Il croyait pas si bien dire ( page 209 dans " des paradis plein la tête"....!! )
Continuez Muriel, ne lachez rien, enjembant si besoin morts ou bléssés jonchant partout déjà hélas...car now le "terreau" est prêt, des milliers de "apprentis-jardiniers" se rallieront à Vous,oui la Mancha refleurira !!!....
Bonjour,
Attention à ne pas faire d'amalgames. Le thème peut être lu de plusieurs façons! Vous êtes dans la fantasmatisation. Pour philippe je conçois et j'entends sa souffrance qui trouve un réceptacle trop opportun dans les propos tenus ici. Quant à la psychiatre, si un texte seul vous permet de tirer de telles conclusions sans tenir compte du contexte, des connaissances de l'auteur, du développement de sa pensée, bref, de tout ce qui rend compte de l'essence de son propos, alors, je m'inquiète de savoir quelle pratique est la votre. Vous alimenter les fantasmes d'internautes en difficultés ainsi que les vôtres de psychiatre engagée. Je trouve grave que vous ne puissiez pas vous dégager de vos représentations et de vos névroses afin de proposer une critique constructive basée sur un échange d'idées avec l'auteur du texte. Vous faites des conclusions, il me semble, hâtives et mettez en danger tout ce que nous, praticiens de l'homme, tentons de mettre en oeuvre chaque jours; c'est à dire décoller les passions de la raison afin de les articuler vers un mieux vivre à soi et aux autres.
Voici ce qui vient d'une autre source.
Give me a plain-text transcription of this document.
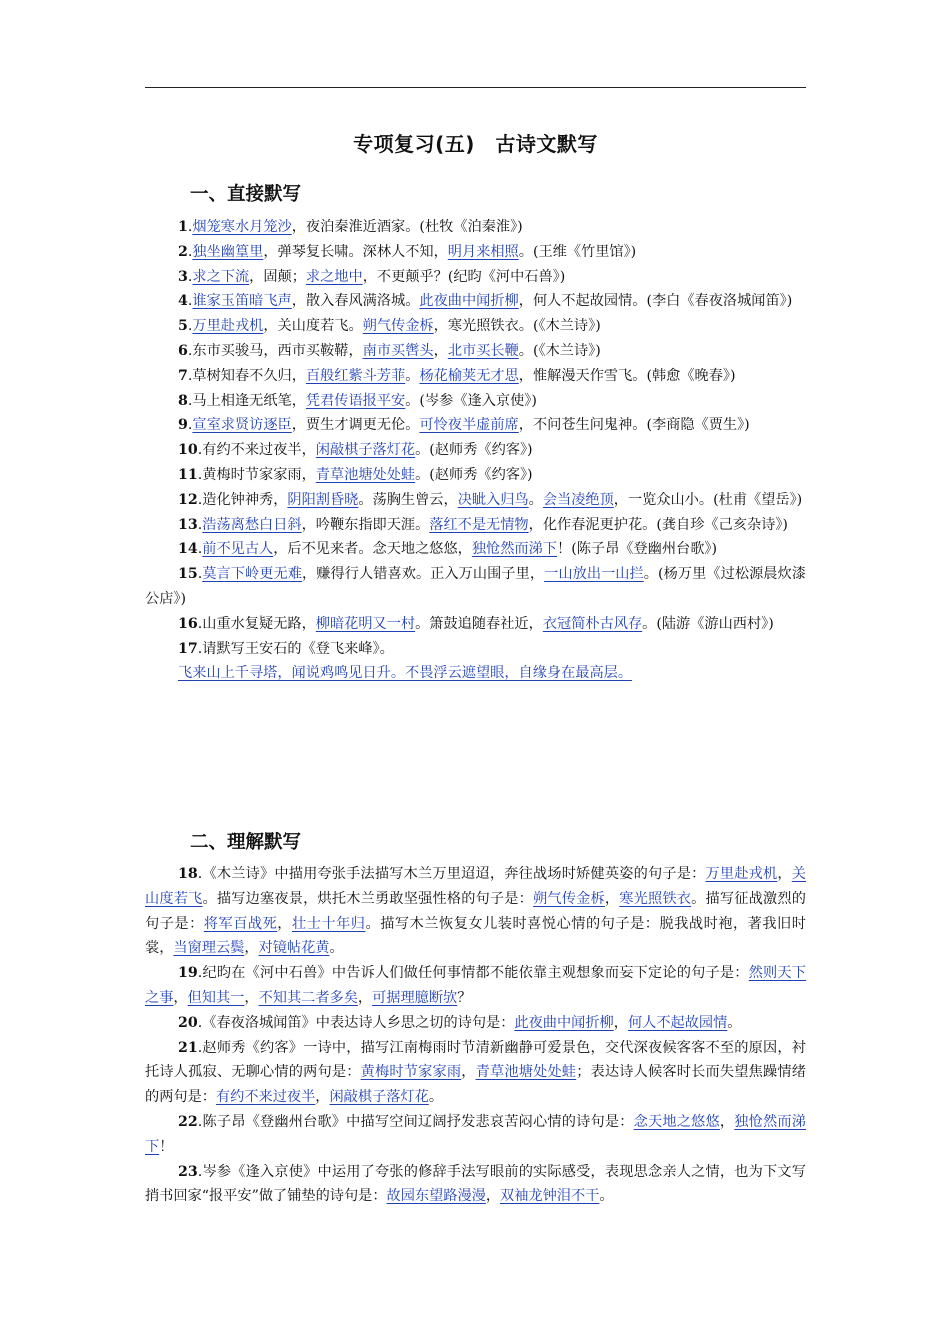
专项复习(五)　古诗文默写
一、直接默写

1.烟笼寒水月笼沙，夜泊秦淮近酒家。(杜牧《泊秦淮》)

2.独坐幽篁里，弹琴复长啸。深林人不知，明月来相照。(王维《竹里馆》)

3.求之下流，固颠；求之地中，不更颠乎？(纪昀《河中石兽》)

4.谁家玉笛暗飞声，散入春风满洛城。此夜曲中闻折柳，何人不起故园情。(李白《春夜洛城闻笛》)

5.万里赴戎机，关山度若飞。朔气传金柝，寒光照铁衣。(《木兰诗》)

6.东市买骏马，西市买鞍鞯，南市买辔头，北市买长鞭。(《木兰诗》)

7.草树知春不久归，百般红紫斗芳菲。杨花榆荚无才思，惟解漫天作雪飞。(韩愈《晚春》)

8.马上相逢无纸笔，凭君传语报平安。(岑参《逢入京使》)

9.宣室求贤访逐臣，贾生才调更无伦。可怜夜半虚前席，不问苍生问鬼神。(李商隐《贾生》)

10.有约不来过夜半，闲敲棋子落灯花。(赵师秀《约客》)

11.黄梅时节家家雨，青草池塘处处蛙。(赵师秀《约客》)

12.造化钟神秀，阴阳割昏晓。荡胸生曾云，决眦入归鸟。会当凌绝顶，一览众山小。(杜甫《望岳》)

13.浩荡离愁白日斜，吟鞭东指即天涯。落红不是无情物，化作春泥更护花。(龚自珍《己亥杂诗》)

14.前不见古人，后不见来者。念天地之悠悠，独怆然而涕下！(陈子昂《登幽州台歌》)

15.莫言下岭更无难，赚得行人错喜欢。正入万山围子里，一山放出一山拦。(杨万里《过松源晨炊漆公店》)

16.山重水复疑无路，柳暗花明又一村。箫鼓追随春社近，衣冠简朴古风存。(陆游《游山西村》)

17.请默写王安石的《登飞来峰》。

飞来山上千寻塔，闻说鸡鸣见日升。不畏浮云遮望眼，自缘身在最高层。

二、理解默写

18.《木兰诗》中描用夸张手法描写木兰万里迢迢，奔往战场时矫健英姿的句子是：万里赴戎机，关山度若飞。描写边塞夜景，烘托木兰勇敢坚强性格的句子是：朔气传金柝，寒光照铁衣。描写征战激烈的句子是：将军百战死，壮士十年归。描写木兰恢复女儿装时喜悦心情的句子是：脱我战时袍，著我旧时裳，当窗理云鬓，对镜帖花黄。

19.纪昀在《河中石兽》中告诉人们做任何事情都不能依靠主观想象而妄下定论的句子是：然则天下之事，但知其一，不知其二者多矣，可据理臆断欤？

20.《春夜洛城闻笛》中表达诗人乡思之切的诗句是：此夜曲中闻折柳，何人不起故园情。

21.赵师秀《约客》一诗中，描写江南梅雨时节清新幽静可爱景色，交代深夜候客客不至的原因，衬托诗人孤寂、无聊心情的两句是：黄梅时节家家雨，青草池塘处处蛙；表达诗人候客时长而失望焦躁情绪的两句是：有约不来过夜半，闲敲棋子落灯花。

22.陈子昂《登幽州台歌》中描写空间辽阔抒发悲哀苦闷心情的诗句是：念天地之悠悠，独怆然而涕下！

23.岑参《逢入京使》中运用了夸张的修辞手法写眼前的实际感受，表现思念亲人之情，也为下文写捎书回家“报平安”做了铺垫的诗句是：故园东望路漫漫，双袖龙钟泪不干。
Toutefois ma critique se pose dans le même écueil que la votre. On ne peut juger de la teneur d'une pensée à partir d'un simple texte condensé dans lequel toutes les passions refoulées ou non maîtrisées, je dirais même débordantes, peuvent se projeter. Ainsi ce serait avec plaisir que je me rendrai à cette conférence et j'espère vous y croiser pour que nous puissions échanger dans une conversation réelle et non fantasmer devant un écran virtuel.